As I continue on my #datascience, #bigdata and #ai journey, I am pleased to have just completed my 6th course on the Microsoft Professional Program for Big Data with 84%: Delivering a Data Warehouse in the Cloud.
There are 4 more courses left on the program, and I am still on track to complete the program by my target of the end of January 2019.
As I continue on my #datascience, #bigdata and #ai journey, I am very pleased to have just completed my 5th course on the Microsoft Professional Program for Big Data with 98%: Introduction to NoSQL Data Solutions.
There are 5 more courses left on the program, and this means I am still on track to complete the program by my target of the end of January 2019.
I am delighted to have received a President’s Award for input on data science from outgoing Institute and Faculty of Actuaries President Marjorie Ngwenya, FIA at yesterday’s AGM at Staple Inn in London.
The IFoA is a tremendously vibrant organisation and I believe IFoA and other actuaries have an important role to play in helping businesses and organisations make the most from the torrents of data becoming available, whilst also helping protect consumers from unethical use of such data. In particular, I am very pleased that the IFoA is collaborating with the Royal Statistical Society in the vital area of the ethical use of data in data science. (For example a joint event was held earlier this month on the Industrialisation and Professionalisation of Data Science)
#The2040Economy : in my opinion, every business, charity, school, government department, etc needs to harness appropriate data for their organisation as soon as possible and extract value from it, or it will be overtaken by competitors who do.
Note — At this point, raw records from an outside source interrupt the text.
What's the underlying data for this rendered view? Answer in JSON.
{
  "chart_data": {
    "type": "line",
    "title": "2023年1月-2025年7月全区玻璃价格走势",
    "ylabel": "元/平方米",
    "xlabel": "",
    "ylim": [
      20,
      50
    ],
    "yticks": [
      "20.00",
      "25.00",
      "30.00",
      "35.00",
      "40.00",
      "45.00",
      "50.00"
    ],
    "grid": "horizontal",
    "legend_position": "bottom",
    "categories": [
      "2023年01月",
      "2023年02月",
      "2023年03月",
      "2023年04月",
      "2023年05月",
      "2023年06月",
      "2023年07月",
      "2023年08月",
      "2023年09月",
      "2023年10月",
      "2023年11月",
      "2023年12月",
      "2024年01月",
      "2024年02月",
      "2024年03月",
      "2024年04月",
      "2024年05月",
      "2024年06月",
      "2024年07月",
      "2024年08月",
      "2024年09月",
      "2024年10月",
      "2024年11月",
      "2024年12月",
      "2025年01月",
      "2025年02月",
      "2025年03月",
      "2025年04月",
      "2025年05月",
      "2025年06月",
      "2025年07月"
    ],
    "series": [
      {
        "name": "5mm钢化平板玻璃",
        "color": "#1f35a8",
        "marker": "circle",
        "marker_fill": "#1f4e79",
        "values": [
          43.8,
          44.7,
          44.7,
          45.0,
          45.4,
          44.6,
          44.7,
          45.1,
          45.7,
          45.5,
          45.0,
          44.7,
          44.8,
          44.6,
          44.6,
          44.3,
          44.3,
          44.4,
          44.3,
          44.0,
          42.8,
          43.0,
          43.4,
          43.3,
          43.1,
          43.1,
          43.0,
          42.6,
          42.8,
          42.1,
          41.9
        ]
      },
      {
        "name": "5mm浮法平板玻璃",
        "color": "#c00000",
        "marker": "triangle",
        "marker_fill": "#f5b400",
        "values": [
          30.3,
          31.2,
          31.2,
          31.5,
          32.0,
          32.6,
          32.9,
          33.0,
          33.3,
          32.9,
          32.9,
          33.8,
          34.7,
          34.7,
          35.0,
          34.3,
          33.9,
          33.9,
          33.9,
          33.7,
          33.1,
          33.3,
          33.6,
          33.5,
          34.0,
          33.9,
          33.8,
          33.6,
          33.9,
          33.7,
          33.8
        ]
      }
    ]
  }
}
And we (society across the whole planet) need to prepare for a new economy in which very few work.
Think about it: how will your children (or grandchildren) cope in a world where the economy doesn’t need them to work? How will society as a whole finance support for them?
While looking at a (relatively small, 1.7 million records) big data example of New York Yellow Cab taxi trips, I am coming to the conclusion that the best place (if as we do you are using Microsoft tools) for initial analysis, including the all important first step of finding outliers/errors, is Azure Machine Learning Studio (Azure ML, as opposed to Excel, Power BI or bespoke analysis using e.g. Kendo UI).
Why Azure ML for initial analysis?
- It loads data quite quickly (e.g. just over a minute to import almost 2 million records from an Azure SQL database). This is currently much quicker than Power BI.
- It automatically produces histograms and box plots of numeric fields (see the images below, and above, where the field FareAmount has been selected). We can tell immediately from the box plot that there are several outliers (and in fact probable errors that will need to be either corrected or removed, in that FareAmount should not have negative values!).